Police in Kochi, Kerala, have arrested 115 people for alleged involvement in illegal gambling.
India.- Authorities have arrested 115 people during a series of raids related to alleged illegal gambling activities in Kochi, Kerala.
Despite police warnings and government measures against public gatherings due to Covid-19, officers had detected 270 gambling centres in the area.
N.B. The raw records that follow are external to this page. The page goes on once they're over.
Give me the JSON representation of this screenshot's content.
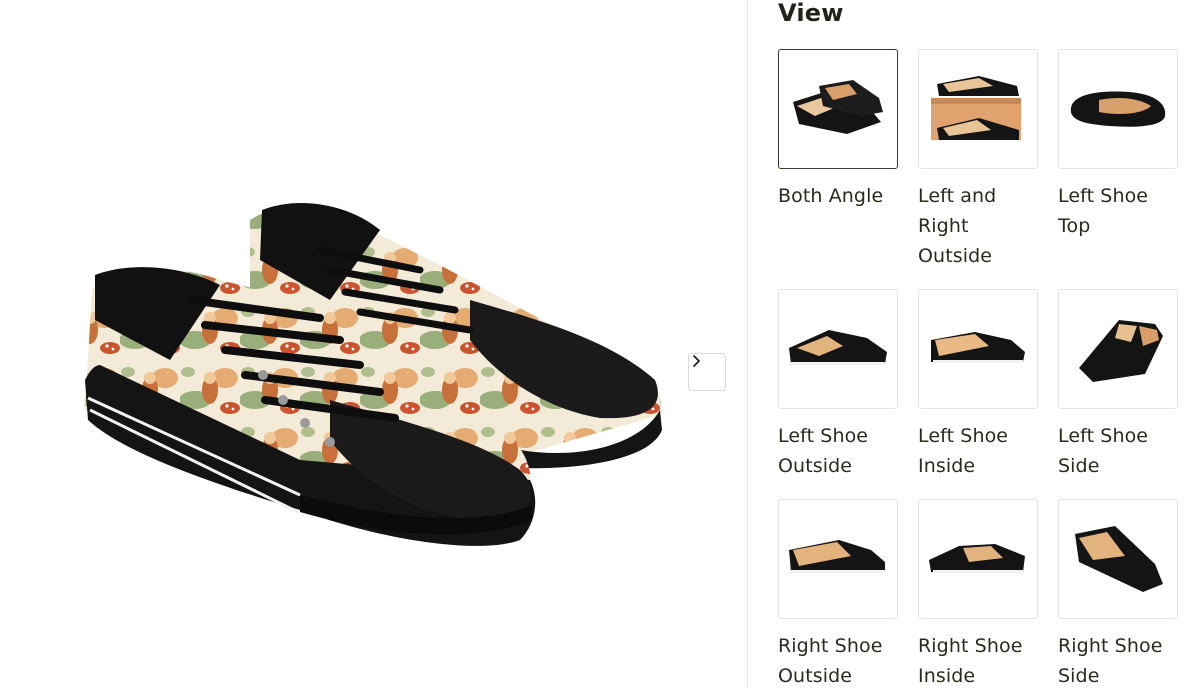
{
  "panel": {
    "title": "View"
  },
  "viewer": {
    "image_alt": "Both Angle",
    "next_icon": "chevron-right-icon"
  },
  "thumbnails": [
    {
      "label": "Both Angle",
      "active": true
    },
    {
      "label": "Left and Right Outside",
      "active": false
    },
    {
      "label": "Left Shoe Top",
      "active": false
    },
    {
      "label": "Left Shoe Outside",
      "active": false
    },
    {
      "label": "Left Shoe Inside",
      "active": false
    },
    {
      "label": "Left Shoe Side",
      "active": false
    },
    {
      "label": "Right Shoe Outside",
      "active": false
    },
    {
      "label": "Right Shoe Inside",
      "active": false
    },
    {
      "label": "Right Shoe Side",
      "active": false
    }
  ],
  "colors": {
    "shoe_black": "#141414",
    "sole_stripe": "#f2f2f2",
    "print_orange": "#d98a4a",
    "print_green": "#8aa36a",
    "print_cream": "#f3ead8"
  }
}
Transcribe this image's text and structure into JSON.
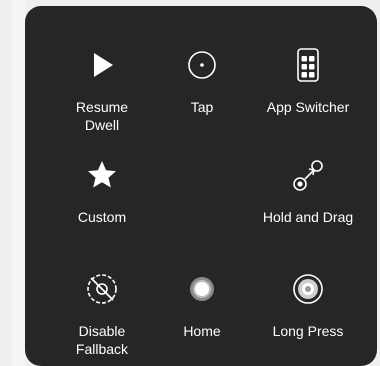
{
  "menu": {
    "items": [
      {
        "label": "Resume\nDwell",
        "icon": "play-icon"
      },
      {
        "label": "Tap",
        "icon": "tap-circle-icon"
      },
      {
        "label": "App Switcher",
        "icon": "app-switcher-icon"
      },
      {
        "label": "Custom",
        "icon": "star-icon"
      },
      {
        "label": "Hold and Drag",
        "icon": "hold-drag-icon"
      },
      {
        "label": "Disable\nFallback",
        "icon": "disable-fallback-icon"
      },
      {
        "label": "Home",
        "icon": "home-icon"
      },
      {
        "label": "Long Press",
        "icon": "long-press-icon"
      }
    ]
  },
  "colors": {
    "panel_background": "#262626",
    "text": "#ffffff"
  }
}
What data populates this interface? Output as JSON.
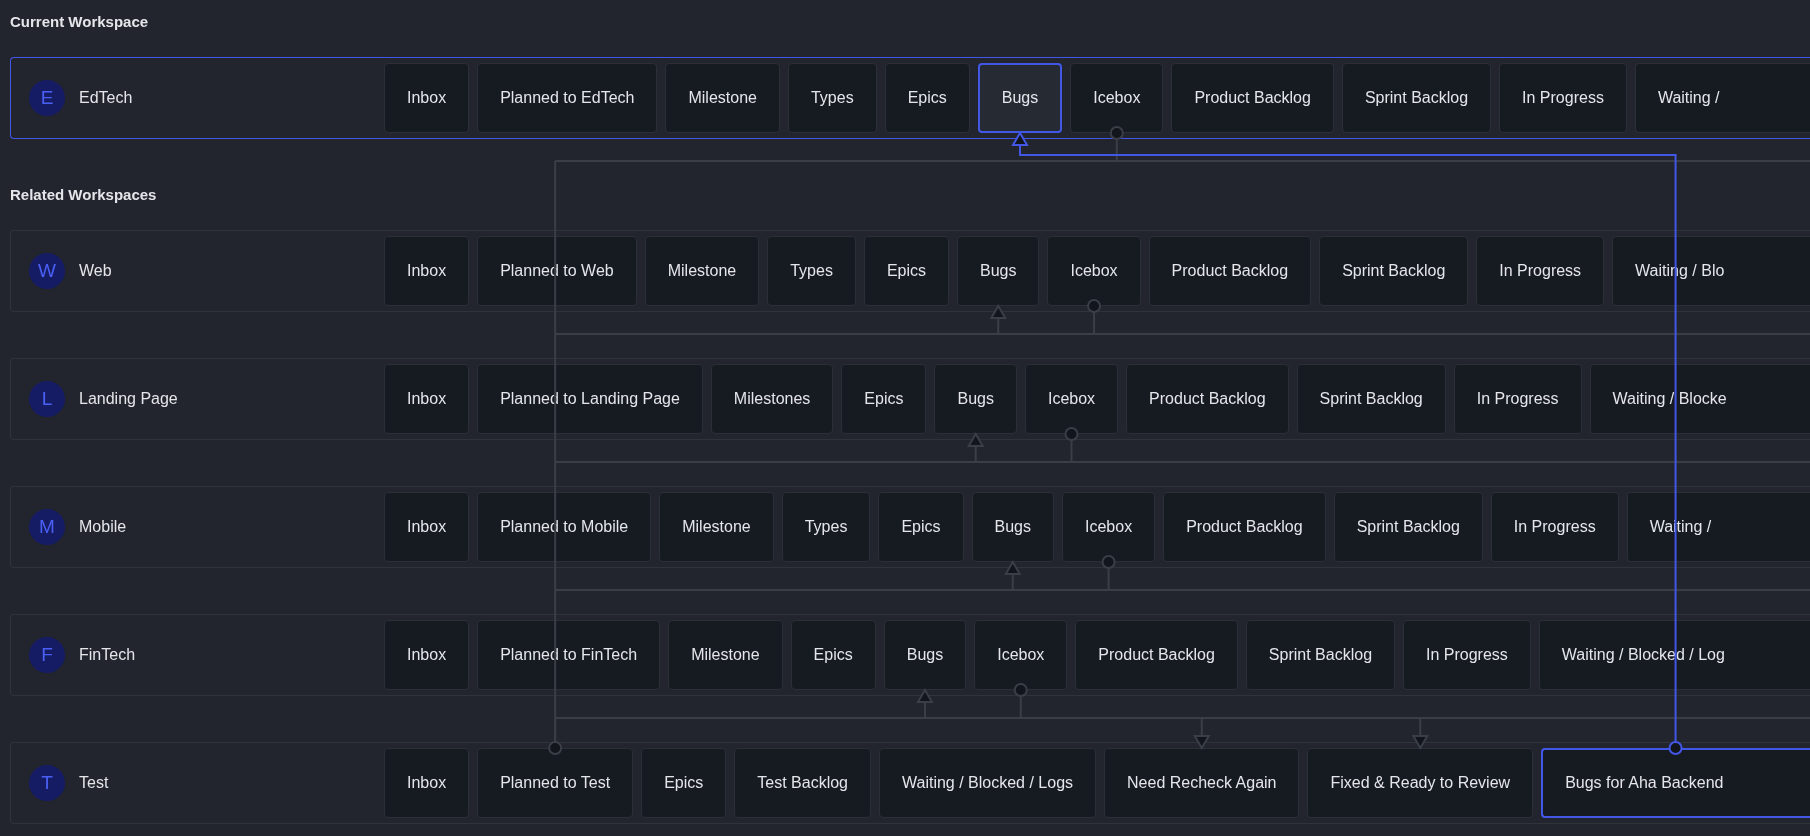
{
  "sections": [
    {
      "title": "Current Workspace",
      "workspaces": [
        {
          "initial": "E",
          "name": "EdTech",
          "selected": true,
          "lanes": [
            {
              "label": "Inbox",
              "selected": false,
              "kind": "plain"
            },
            {
              "label": "Planned to EdTech",
              "selected": false,
              "kind": "plain"
            },
            {
              "label": "Milestone",
              "selected": false,
              "kind": "plain"
            },
            {
              "label": "Types",
              "selected": false,
              "kind": "plain"
            },
            {
              "label": "Epics",
              "selected": false,
              "kind": "plain"
            },
            {
              "label": "Bugs",
              "selected": true,
              "kind": "target"
            },
            {
              "label": "Icebox",
              "selected": false,
              "kind": "source"
            },
            {
              "label": "Product Backlog",
              "selected": false,
              "kind": "plain"
            },
            {
              "label": "Sprint Backlog",
              "selected": false,
              "kind": "plain"
            },
            {
              "label": "In Progress",
              "selected": false,
              "kind": "plain"
            },
            {
              "label": "Waiting /",
              "selected": false,
              "kind": "plain"
            }
          ]
        }
      ]
    },
    {
      "title": "Related Workspaces",
      "workspaces": [
        {
          "initial": "W",
          "name": "Web",
          "selected": false,
          "lanes": [
            {
              "label": "Inbox",
              "selected": false,
              "kind": "plain"
            },
            {
              "label": "Planned to Web",
              "selected": false,
              "kind": "plain"
            },
            {
              "label": "Milestone",
              "selected": false,
              "kind": "plain"
            },
            {
              "label": "Types",
              "selected": false,
              "kind": "plain"
            },
            {
              "label": "Epics",
              "selected": false,
              "kind": "plain"
            },
            {
              "label": "Bugs",
              "selected": false,
              "kind": "target"
            },
            {
              "label": "Icebox",
              "selected": false,
              "kind": "source"
            },
            {
              "label": "Product Backlog",
              "selected": false,
              "kind": "plain"
            },
            {
              "label": "Sprint Backlog",
              "selected": false,
              "kind": "plain"
            },
            {
              "label": "In Progress",
              "selected": false,
              "kind": "plain"
            },
            {
              "label": "Waiting / Blo",
              "selected": false,
              "kind": "plain"
            }
          ]
        },
        {
          "initial": "L",
          "name": "Landing Page",
          "selected": false,
          "lanes": [
            {
              "label": "Inbox",
              "selected": false,
              "kind": "plain"
            },
            {
              "label": "Planned to Landing Page",
              "selected": false,
              "kind": "plain"
            },
            {
              "label": "Milestones",
              "selected": false,
              "kind": "plain"
            },
            {
              "label": "Epics",
              "selected": false,
              "kind": "plain"
            },
            {
              "label": "Bugs",
              "selected": false,
              "kind": "target"
            },
            {
              "label": "Icebox",
              "selected": false,
              "kind": "source"
            },
            {
              "label": "Product Backlog",
              "selected": false,
              "kind": "plain"
            },
            {
              "label": "Sprint Backlog",
              "selected": false,
              "kind": "plain"
            },
            {
              "label": "In Progress",
              "selected": false,
              "kind": "plain"
            },
            {
              "label": "Waiting / Blocke",
              "selected": false,
              "kind": "plain"
            }
          ]
        },
        {
          "initial": "M",
          "name": "Mobile",
          "selected": false,
          "lanes": [
            {
              "label": "Inbox",
              "selected": false,
              "kind": "plain"
            },
            {
              "label": "Planned to Mobile",
              "selected": false,
              "kind": "plain"
            },
            {
              "label": "Milestone",
              "selected": false,
              "kind": "plain"
            },
            {
              "label": "Types",
              "selected": false,
              "kind": "plain"
            },
            {
              "label": "Epics",
              "selected": false,
              "kind": "plain"
            },
            {
              "label": "Bugs",
              "selected": false,
              "kind": "target"
            },
            {
              "label": "Icebox",
              "selected": false,
              "kind": "source"
            },
            {
              "label": "Product Backlog",
              "selected": false,
              "kind": "plain"
            },
            {
              "label": "Sprint Backlog",
              "selected": false,
              "kind": "plain"
            },
            {
              "label": "In Progress",
              "selected": false,
              "kind": "plain"
            },
            {
              "label": "Waiting /",
              "selected": false,
              "kind": "plain"
            }
          ]
        },
        {
          "initial": "F",
          "name": "FinTech",
          "selected": false,
          "lanes": [
            {
              "label": "Inbox",
              "selected": false,
              "kind": "plain"
            },
            {
              "label": "Planned to FinTech",
              "selected": false,
              "kind": "plain"
            },
            {
              "label": "Milestone",
              "selected": false,
              "kind": "plain"
            },
            {
              "label": "Epics",
              "selected": false,
              "kind": "plain"
            },
            {
              "label": "Bugs",
              "selected": false,
              "kind": "target"
            },
            {
              "label": "Icebox",
              "selected": false,
              "kind": "source"
            },
            {
              "label": "Product Backlog",
              "selected": false,
              "kind": "plain"
            },
            {
              "label": "Sprint Backlog",
              "selected": false,
              "kind": "plain"
            },
            {
              "label": "In Progress",
              "selected": false,
              "kind": "plain"
            },
            {
              "label": "Waiting / Blocked / Log",
              "selected": false,
              "kind": "plain"
            }
          ]
        },
        {
          "initial": "T",
          "name": "Test",
          "selected": false,
          "lanes": [
            {
              "label": "Inbox",
              "selected": false,
              "kind": "plain"
            },
            {
              "label": "Planned to Test",
              "selected": false,
              "kind": "source"
            },
            {
              "label": "Epics",
              "selected": false,
              "kind": "plain"
            },
            {
              "label": "Test Backlog",
              "selected": false,
              "kind": "plain"
            },
            {
              "label": "Waiting / Blocked / Logs",
              "selected": false,
              "kind": "plain"
            },
            {
              "label": "Need Recheck Again",
              "selected": false,
              "kind": "target"
            },
            {
              "label": "Fixed & Ready to Review",
              "selected": false,
              "kind": "target"
            },
            {
              "label": "Bugs for Aha Backend",
              "selected": true,
              "kind": "source"
            }
          ]
        }
      ]
    }
  ]
}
In a series of raids over three days, officers seized cash worth over Rs 1.25 lakh.
The police said: “Fights at these gambling centres are regular, causing a nuisance to local residents. We urge the public to inform the police of any such illegal activities occurring in their neighbourhood.”
Police believe that over 200 gambling centres are in operation in the area and that people in the surrounding areas frequent the centres, further exacerbating Covid-19 contagion.
An officer said: “We have come to know that these gambling centres mushroomed after the lockdown. These games are mostly hosted in interior areas which are not easily accessible to the police.
“The persons running these centres provide all facilities, including food and liquor. In some cases, card game gambling is held at rented houses.”
Delhi police officer in illegal cricket betting operation
New Delhi’s police force has dismissed an officer for being involved in an organised illegal cricket betting operation. Amit Kumar was also accused of being associated with criminals and rioters and of organising illegal gambling events.
According to The Indian Express, Kumar was discovered during a fight between two men who were involved in betting operations. One of them was Amit Raghav who was part of a betting racket and was close to Amit Kumar.
Officers discovered that both Raghav and Kumar carried out illegal gambling rackets and collected money from gamblers. Police also suspect Kumar was involved with bar owners who were breaching Covid-19 countermeasures.
An officer stated: “We found that Kumar was actively in touch with all the bar owners and managers in the area. During questioning, he admitted he called them regularly.”
Cricket remains India’s most popular sport. There is a huge underground cricket betting market said to be worth between US$45bn and US$150bn a year. Around 80 per cent of illegal sports betting in India is on Cricket.
However, Shabir Hussein Shekhadam Khandwawala, the head of the Anti-Corruption Unit of the Board of Control for Cricket in India (BCCI), said that he is firmly against the possibility of legalising sports betting in India.
Unlike his predecessor, who had stated that legalising betting would be the most effective means of preventing corruption within the game, Khandwawala believes legal sports betting would encourage match-fixing.
He said: “We can make the rules more strict. We will work on that. It is a matter of great prestige that cricket is largely free of corruption. Credit should go to the BCCI for that.”